Coupe d’une exoplanète de type globe oculaire glacé. La majorité de la planète est recouverte de glace, exceptée une petite région exposée à l’étoile, où l’eau se trouverait à l’état liquide, et qui pourrait potentiellement abriter la vie. Crédits : Pierrehumbert et al. 2011

« Les globes oculaires chauds et glacés sont des cas extrêmes, mais toute planète étroitement liée à son étoile aura probablement une apparence très différente de son côté jour et de son côté nuit. Les différences pourraient provenir de nuages ​​regroupés dans certaines zones, de la fonte préférentielle de la glace du côté jour ou du gel de la glace du côté nuit, ou de plusieurs autres sources possibles. La galaxie peut être parsemée de variétés sauvages de planètes oculaires ! » conclut Raymond.

Source : Nautilus

Une réponse

  1. Jacques PRESTREAU

    Honnêtement je ne crois pas que ces planètes en rotation synchrone soient habitables. Pour celles qui se sont formées à une distance très proche de leur étoile, les forces de marées beaucoup trop importantes pendant la formation de la planète ont du fortement empêcher la différenciation planétaire en couches de densité, ce qui peut même avoir carrément empêché toute formation d’un noyau minimal… ou transformé toute la planète en une masse homogène équivalente à un noyau sans manteau. Donc quelque chose d’aussi inerte qu’une boule de pétanque.

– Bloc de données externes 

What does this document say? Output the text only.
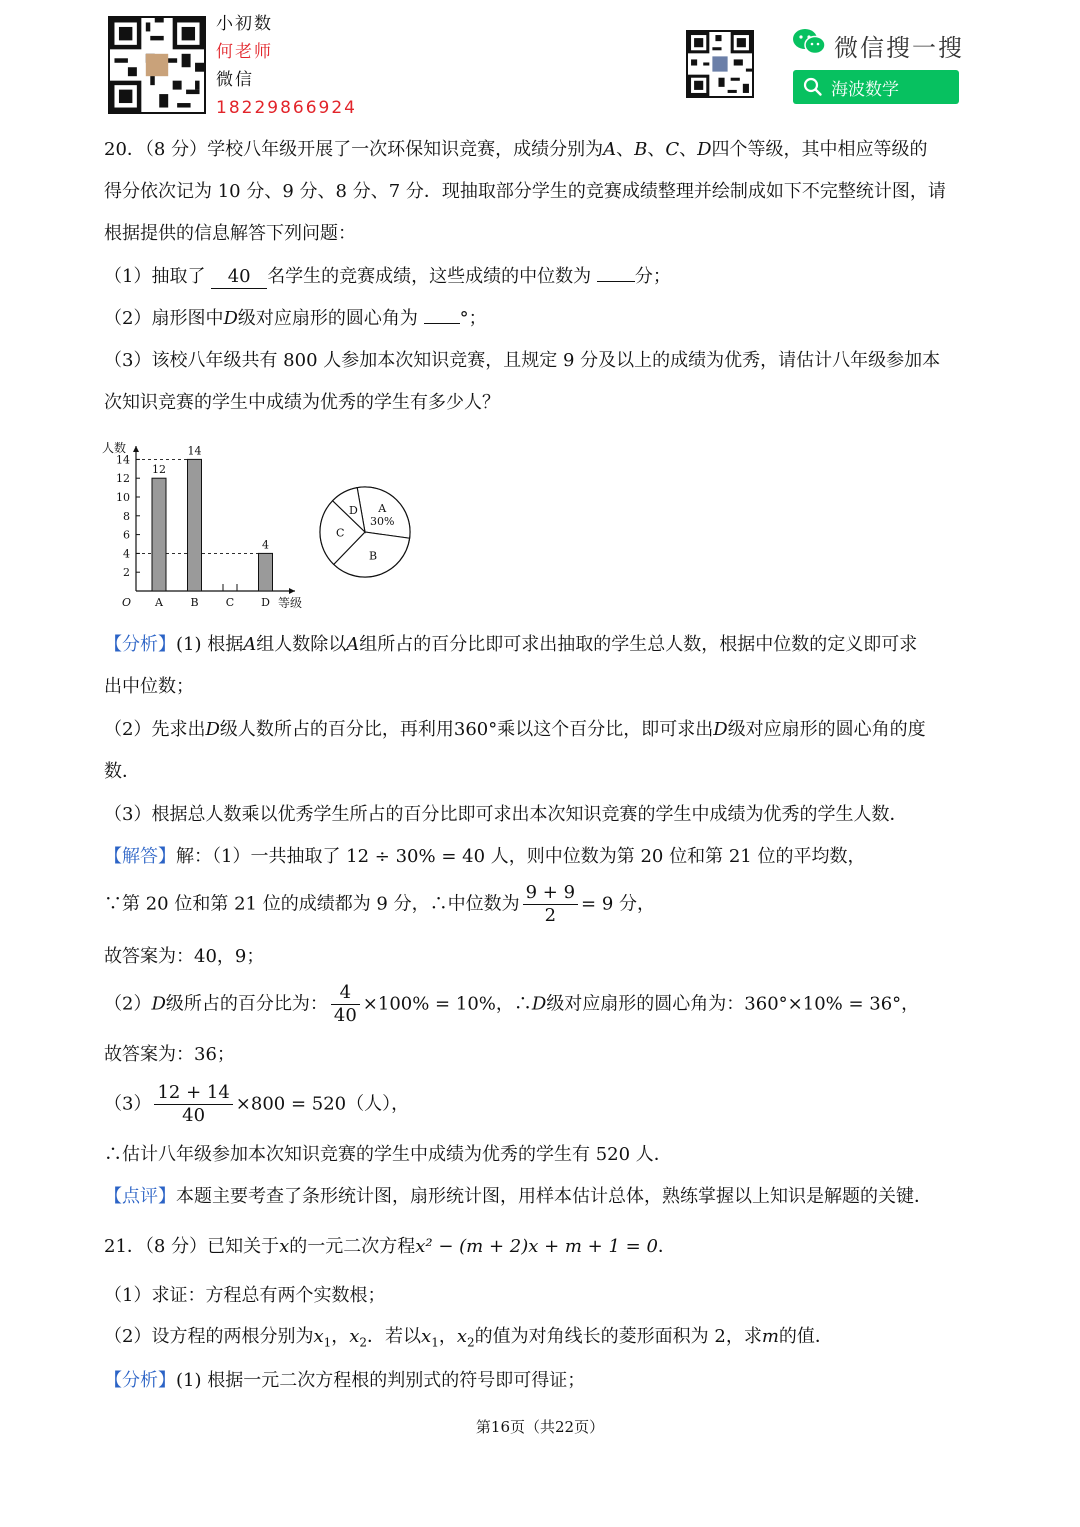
小初数
何老师
微信
18229866924
微信搜一搜
海波数学
20．（8 分）学校八年级开展了一次环保知识竞赛，成绩分别为A、B、C、D四个等级，其中相应等级的
得分依次记为 10 分、9 分、8 分、7 分．现抽取部分学生的竞赛成绩整理并绘制成如下不完整统计图，请
根据提供的信息解答下列问题：
（1）抽取了 40 名学生的竞赛成绩，这些成绩的中位数为 分；
（2）扇形图中D级对应扇形的圆心角为 °；
（3）该校八年级共有 800 人参加本次知识竞赛，且规定 9 分及以上的成绩为优秀，请估计八年级参加本
次知识竞赛的学生中成绩为优秀的学生有多少人？
人数
等级
O
2
4
6
8
10
12
14
12
A
14
B C
4
D
A
30%
B
C
D
【分析】(1) 根据A组人数除以A组所占的百分比即可求出抽取的学生总人数，根据中位数的定义即可求
出中位数；
（2）先求出D级人数所占的百分比，再利用360°乘以这个百分比，即可求出D级对应扇形的圆心角的度
数．
（3）根据总人数乘以优秀学生所占的百分比即可求出本次知识竞赛的学生中成绩为优秀的学生人数．
【解答】解：（1）一共抽取了 12 ÷ 30% = 40 人，则中位数为第 20 位和第 21 位的平均数，
∵第 20 位和第 21 位的成绩都为 9 分，∴中位数为 $\frac{9 + 9}{2} = 9$ 分，
故答案为：40，9；
（2）D级所占的百分比为： $\frac{4}{40} \times 100\% = 10\%$，∴D级对应扇形的圆心角为：360°×10% = 36°，
故答案为：36；
$(3) \frac{12 + 14}{40} \times 800 = 520$（人），
∴估计八年级参加本次知识竞赛的学生中成绩为优秀的学生有 520 人．
【点评】本题主要考查了条形统计图，扇形统计图，用样本估计总体，熟练掌握以上知识是解题的关键．
21．（8 分）已知关于x的一元二次方程x² − (m + 2)x + m + 1 = 0．
（1）求证：方程总有两个实数根；
（2）设方程的两根分别为$x_1$，$x_2$．若以$x_1$，$x_2$的值为对角线长的菱形面积为 2，求m的值．
【分析】(1) 根据一元二次方程根的判别式的符号即可得证；
第16页（共22页）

    En admettant qu’un noyau différencié se soit formé il doit lui-même avoir aussi cessé ou drastiquement ralenti sa propre rotation, ce qui fait que la planète ne dispose probablement pas de bouclier magnétique contre les vents stellaires et contre les particules de haute énergie provenant de l’espace (les “rayons cosmiques”). De plus cette absence ou quasi-absence de rotation du noyau (s’il existe) doit avoir tellement ralenti les mouvements convectifs dans le manteau que la tectonique doit s’être complètement arrêtée et que la surface ne se renouvelle donc pas suffisamment. Sans mouvements convectifs il n’y a probablement pas de tectonique et sans tectonique il n’y a pas de mouvements en surface et sans mouvements en surface il n’y a pas non plus de sédimentation océanique sur ces planètes. Donc avec un bouclier magnétique inexistant ou quasi-inexistant, une convection mantellique inexistante, une tectonique inexistante, une sédimentation inexistante et donc une diversité minérale réduite à peau de chagrin en surface… je doute que la vie soit présente à la surface de ces planètes en rotation synchrone.

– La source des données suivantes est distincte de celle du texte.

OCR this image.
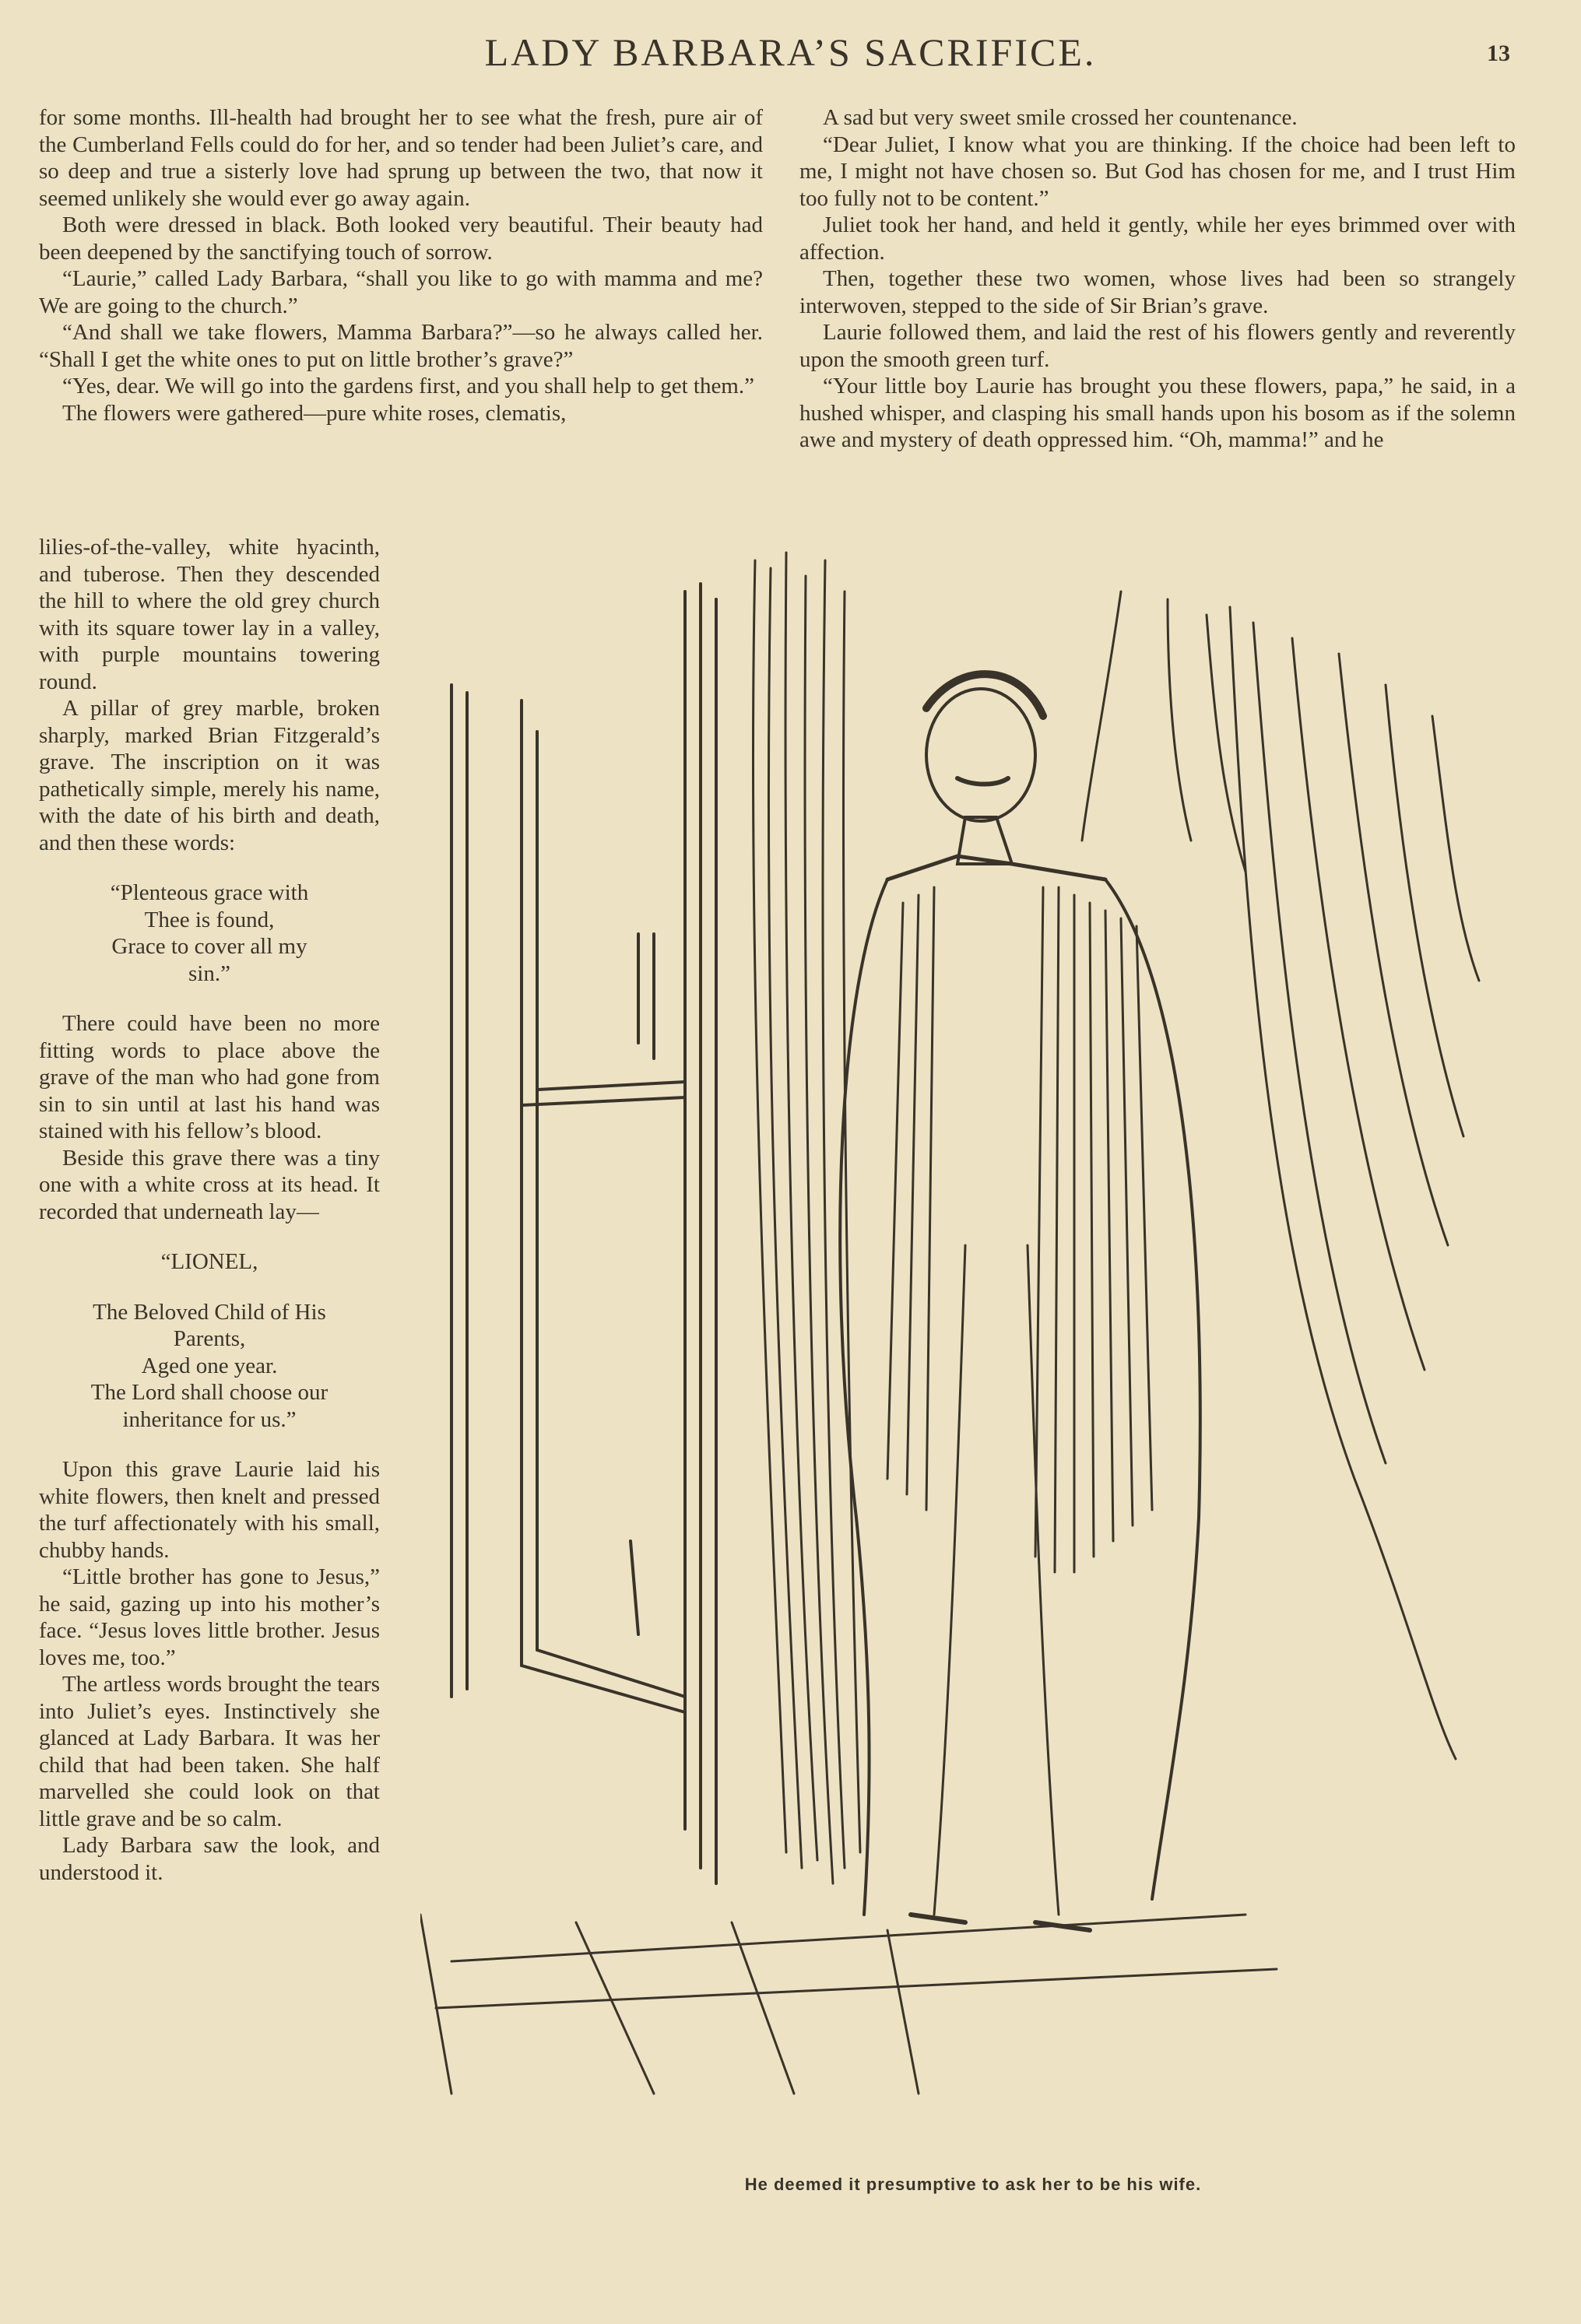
LADY BARBARA’S SACRIFICE.	13

for some months. Ill-health had brought her to see what the fresh, pure air of the Cumberland Fells could do for her, and so tender had been Juliet’s care, and so deep and true a sisterly love had sprung up between the two, that now it seemed unlikely she would ever go away again.

Both were dressed in black. Both looked very beautiful. Their beauty had been deepened by the sanctifying touch of sorrow.

“Laurie,” called Lady Barbara, “shall you like to go with mamma and me? We are going to the church.”

“And shall we take flowers, Mamma Barbara?”—so he always called her. “Shall I get the white ones to put on little brother’s grave?”

“Yes, dear. We will go into the gardens first, and you shall help to get them.”

The flowers were gathered—pure white roses, clematis,

lilies-of-the-valley, white hyacinth, and tuberose. Then they descended the hill to where the old grey church with its square tower lay in a valley, with purple mountains towering round.

A pillar of grey marble, broken sharply, marked Brian Fitzgerald’s grave. The inscription on it was pathetically simple, merely his name, with the date of his birth and death, and then these words:

“Plenteous grace with
Thee is found,
Grace to cover all my
sin.”

There could have been no more fitting words to place above the grave of the man who had gone from sin to sin until at last his hand was stained with his fellow’s blood.

Beside this grave there was a tiny one with a white cross at its head. It recorded that underneath lay—

“LIONEL,
The Beloved Child of His
Parents,
Aged one year.
The Lord shall choose our
inheritance for us.”

Upon this grave Laurie laid his white flowers, then knelt and pressed the turf affectionately with his small, chubby hands.

“Little brother has gone to Jesus,” he said, gazing up into his mother’s face. “Jesus loves little brother. Jesus loves me, too.”

The artless words brought the tears into Juliet’s eyes. Instinctively she glanced at Lady Barbara. It was her child that had been taken. She half marvelled she could look on that little grave and be so calm.

Lady Barbara saw the look, and understood it.

A sad but very sweet smile crossed her countenance.

“Dear Juliet, I know what you are thinking. If the choice had been left to me, I might not have chosen so. But God has chosen for me, and I trust Him too fully not to be content.”

Juliet took her hand, and held it gently, while her eyes brimmed over with affection.

Then, together these two women, whose lives had been so strangely interwoven, stepped to the side of Sir Brian’s grave.

Laurie followed them, and laid the rest of his flowers gently and reverently upon the smooth green turf.

“Your little boy Laurie has brought you these flowers, papa,” he said, in a hushed whisper, and clasping his small hands upon his bosom as if the solemn awe and mystery of death oppressed him. “Oh, mamma!” and he

He deemed it presumptive to ask her to be his wife.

    De plus les variations à périodes très régulières de températures sont elles aussi inexistantes dans ces limbes permanents qui forment un anneau très étroit entre l’hémisphère perpétuellement éclairé et l’hémisphère perpétuellement nocturne… or la vie telle qu’on la connaît ne se développe (même dans la reproduction déjà à l’échelle des bactéries) que sous l’influence de nombreux rythmes nycthéméraux et circadiens périodiques à périodes suffisamment stables, à commencer par le photopériodisme journalier et annuel et le thermopériodisme journalier et annuel.

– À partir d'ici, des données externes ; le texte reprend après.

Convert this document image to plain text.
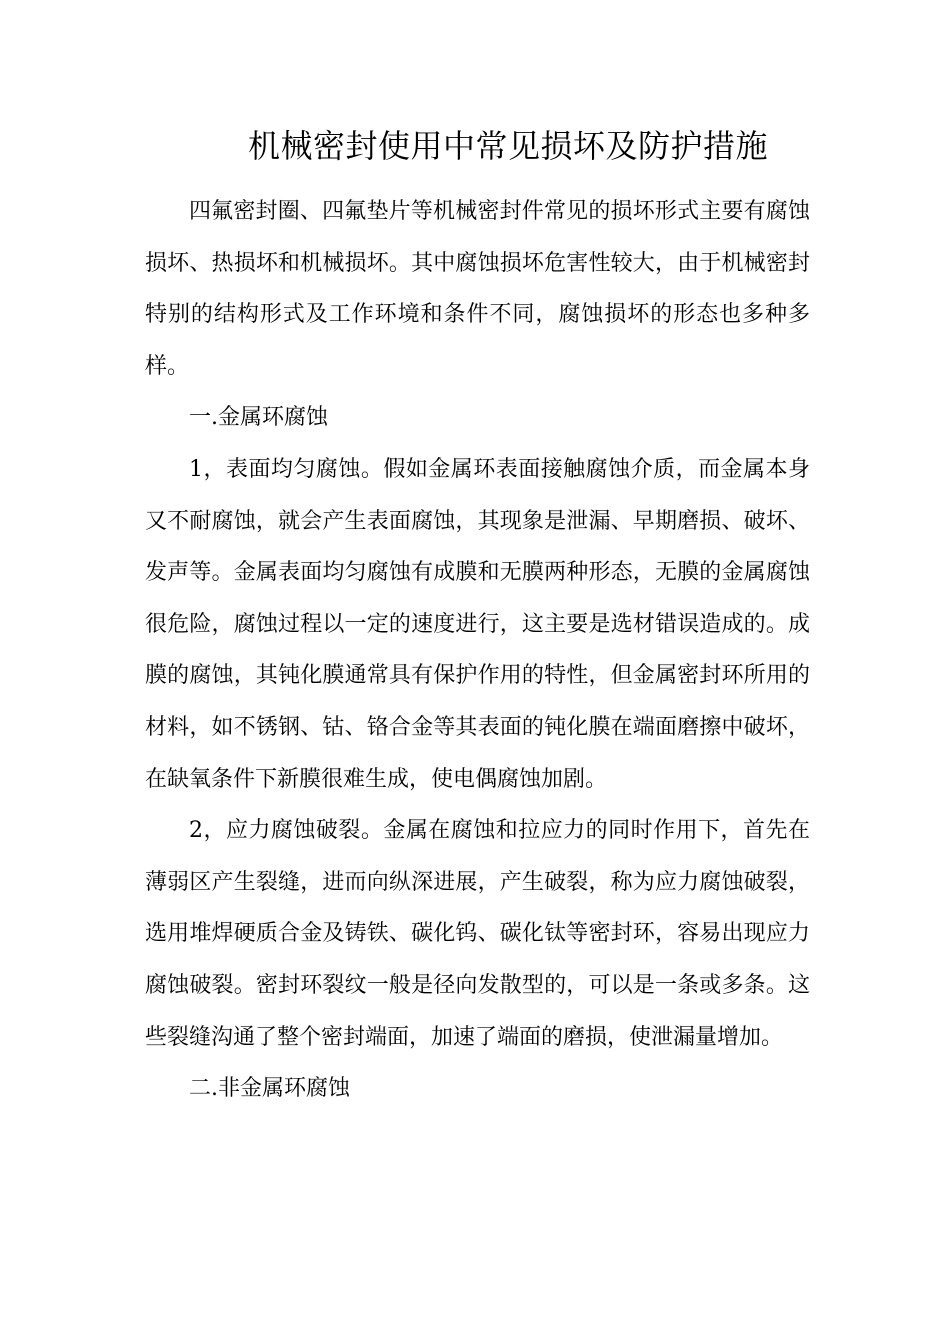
机械密封使用中常见损坏及防护措施

四氟密封圈、四氟垫片等机械密封件常见的损坏形式主要有腐蚀损坏、热损坏和机械损坏。其中腐蚀损坏危害性较大，由于机械密封特别的结构形式及工作环境和条件不同，腐蚀损坏的形态也多种多样。

一.金属环腐蚀

1，表面均匀腐蚀。假如金属环表面接触腐蚀介质，而金属本身又不耐腐蚀，就会产生表面腐蚀，其现象是泄漏、早期磨损、破坏、发声等。金属表面均匀腐蚀有成膜和无膜两种形态，无膜的金属腐蚀很危险，腐蚀过程以一定的速度进行，这主要是选材错误造成的。成膜的腐蚀，其钝化膜通常具有保护作用的特性，但金属密封环所用的材料，如不锈钢、钴、铬合金等其表面的钝化膜在端面磨擦中破坏，在缺氧条件下新膜很难生成，使电偶腐蚀加剧。

2，应力腐蚀破裂。金属在腐蚀和拉应力的同时作用下，首先在薄弱区产生裂缝，进而向纵深进展，产生破裂，称为应力腐蚀破裂，选用堆焊硬质合金及铸铁、碳化钨、碳化钛等密封环，容易出现应力腐蚀破裂。密封环裂纹一般是径向发散型的，可以是一条或多条。这些裂缝沟通了整个密封端面，加速了端面的磨损，使泄漏量增加。

二.非金属环腐蚀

    Le cas des satellites des planètes gazeuses comme Jupiter et Saturne est très différent : on y trouve bien un bouclier magnétique puissant (celui de la planète) et on y trouve bien des mouvements mantelliques qui doivent subsister (en raison des nombreuses interactions gravitationnelles avec la planète et avec les autres satellites, ceux-ci étant bien plus proches entre eux que des planètes entre elles), donc une tectonique et/ou une forte sédimentation sous la surface glacée. C’est d’ailleurs bien ce qu’on observe à la surface d’Europe, de Ganymède, d’Encelade et de Titan.